Finding Where to Contribute

  1. Check Issues: Look for issues labeled good-first-issue or help-wanted
  2. Review TODOs: Search for TODO comments in the codebase
  3. Improve Tests: Areas with low test coverage are good targets
  4. Documentation: Improve code comments and documentation
  5. Performance: Profile and optimize hot paths (with benchmarks)

Common PR Patterns

Small, Focused Changes

Most PRs change only 1-5 files. Examples:

  • Single-line bug fixes
  • Adding a missing trait implementation
  • Updating error messages
  • Adding test cases for edge conditions

Integration Work

When dependencies update (especially revm), code needs updating:

  • Check for breaking API changes
  • Update to use new features (like EIP implementations)
  • Ensure compatibility with new versions

Test Improvements

Tests often need expansion for:

  • New protocol versions (ETH68, ETH69)
  • Edge cases in state transitions
  • Network behavior under specific conditions
  • Concurrent operations

Making Code More Generic

Common refactoring pattern:

  • Replace concrete types with generics
  • Add trait bounds for flexibility
  • Enable reuse across different chain types (Ethereum, Optimism)

When to Comment

Write comments that remain valuable after the PR is merged. Future readers won't have PR context - they only see the current code.

DO: Add Value

Explain WHY and non-obvious behavior:

// Process must handle allocations atomically to prevent race conditions
// between dealloc on drop and concurrent limit checks
unsafe impl GlobalAlloc for LimitedAllocator { ... }

// Binary search requires sorted input. Panics on unsorted slices.
fn find_index(items: &[Item], target: &Item) -> Option

// Timeout set to 5s to match EVM block processing limits
const TRACER_TIMEOUT: Duration = Duration::from_secs(5);

Document constraints and assumptions:

/// Returns heap size estimate.
/// 
/// Note: May undercount shared references (Rc/Arc). For precise
/// accounting, combine with an allocator-based approach.
fn deep_size_of(&self) -> usize

Explain complex logic:

// We reset limits at task start because tokio reuses threads in
// spawn_blocking pool. Without reset, second task inherits first
// task's allocation count and immediately hits limit.
THREAD_ALLOCATED.with(|allocated| allocated.set(0));
DON'T: Describe Changes
// ❌ BAD - Describes the change, not the code
// Changed from Vec to HashMap for O(1) lookups

// ✅ GOOD - Explains the decision
// HashMap provides O(1) symbol lookups during trace replay
// ❌ BAD - PR-specific context
// Fix for issue #234 where memory wasn't freed

// ✅ GOOD - Documents the actual behavior
// Explicitly drop allocations before limit check to ensure
// accurate accounting
// ❌ BAD - States the obvious
// Increment counter
counter += 1;

// ✅ GOOD - Explains non-obvious purpose
// Track allocations across all threads for global limit enforcement
GLOBAL_COUNTER.fetch_add(1, Ordering::SeqCst);

Comment when:

  • Non-obvious behavior or edge cases
  • Performance trade-offs
  • Safety requirements (unsafe blocks must always be documented)
  • Limitations or gotchas
  • Why simpler alternatives don't work

Don't comment when:

  • Code is self-explanatory
  • Just restating the code in English
  • Describing what changed in this PR
The Test: "Will this make sense in 6 months?"

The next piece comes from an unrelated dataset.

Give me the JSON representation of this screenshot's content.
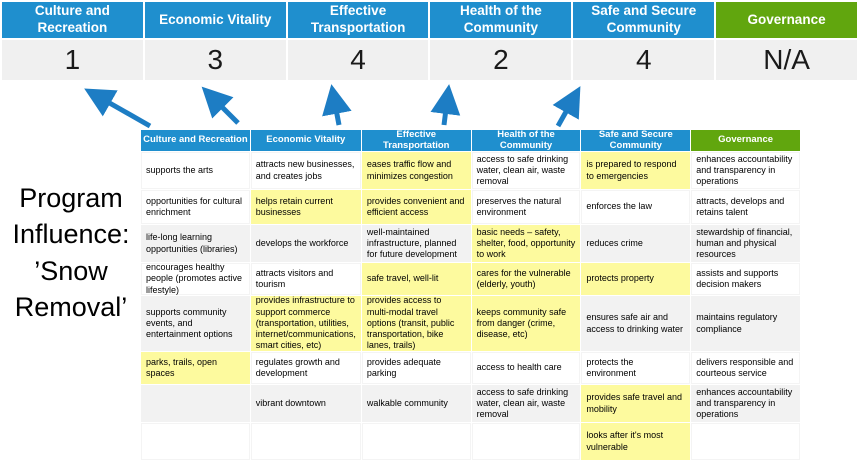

Before adding a comment, ask: Would someone reading just the current code (no PR, no history) find this helpful?

Example Contribution Workflow

Let's say you want to fix a bug where external IP resolution fails on startup:

  1. Create a branch:

    git checkout -b fix-external-ip-resolution
    
  2. Find the relevant code:

    # Search for IP resolution code
    rg "external.*ip" --type rust
    
  3. Reason about the problem, when the problem is identified, make the fix:

    // In crates/net/discv4/src/lib.rs
    pub fn resolve_external_ip() -> Option<IpAddr> {
        // Add fallback mechanism
        nat::external_ip()
            .or_else(|| nat::external_ip_from_stun())
            .or_else(|| Some(DEFAULT_IP))
    }
    
  4. Add a test:

    #[test]
    fn test_external_ip_fallback() {
        // Test that resolution has proper fallbacks
    }
    
  5. Run checks:

    cargo +nightly fmt --all
    cargo clippy --all-features
    cargo test -p reth-discv4
    
  6. Commit with clear message:

    git commit -m "fix: add fallback for external IP resolution
    
    Previously, node startup could fail if external IP resolution
    failed. This adds fallback mechanisms to ensure the node can
    always start with a reasonable default."
    

Quick Reference

Essential Commands

# Format code
cargo +nightly fmt --all

# Run lints
RUSTFLAGS="-D warnings" cargo +nightly clippy --workspace --all-features --locked

# Run tests
cargo nextest run --workspace

# Run specific benchmark
cargo bench --bench bench_name

# Build optimized binary
cargo build --release --features "jemalloc asm-keccak"

# Check compilation for all features
cargo check --workspace --all-features

# Check documentation
cargo docs --document-private-items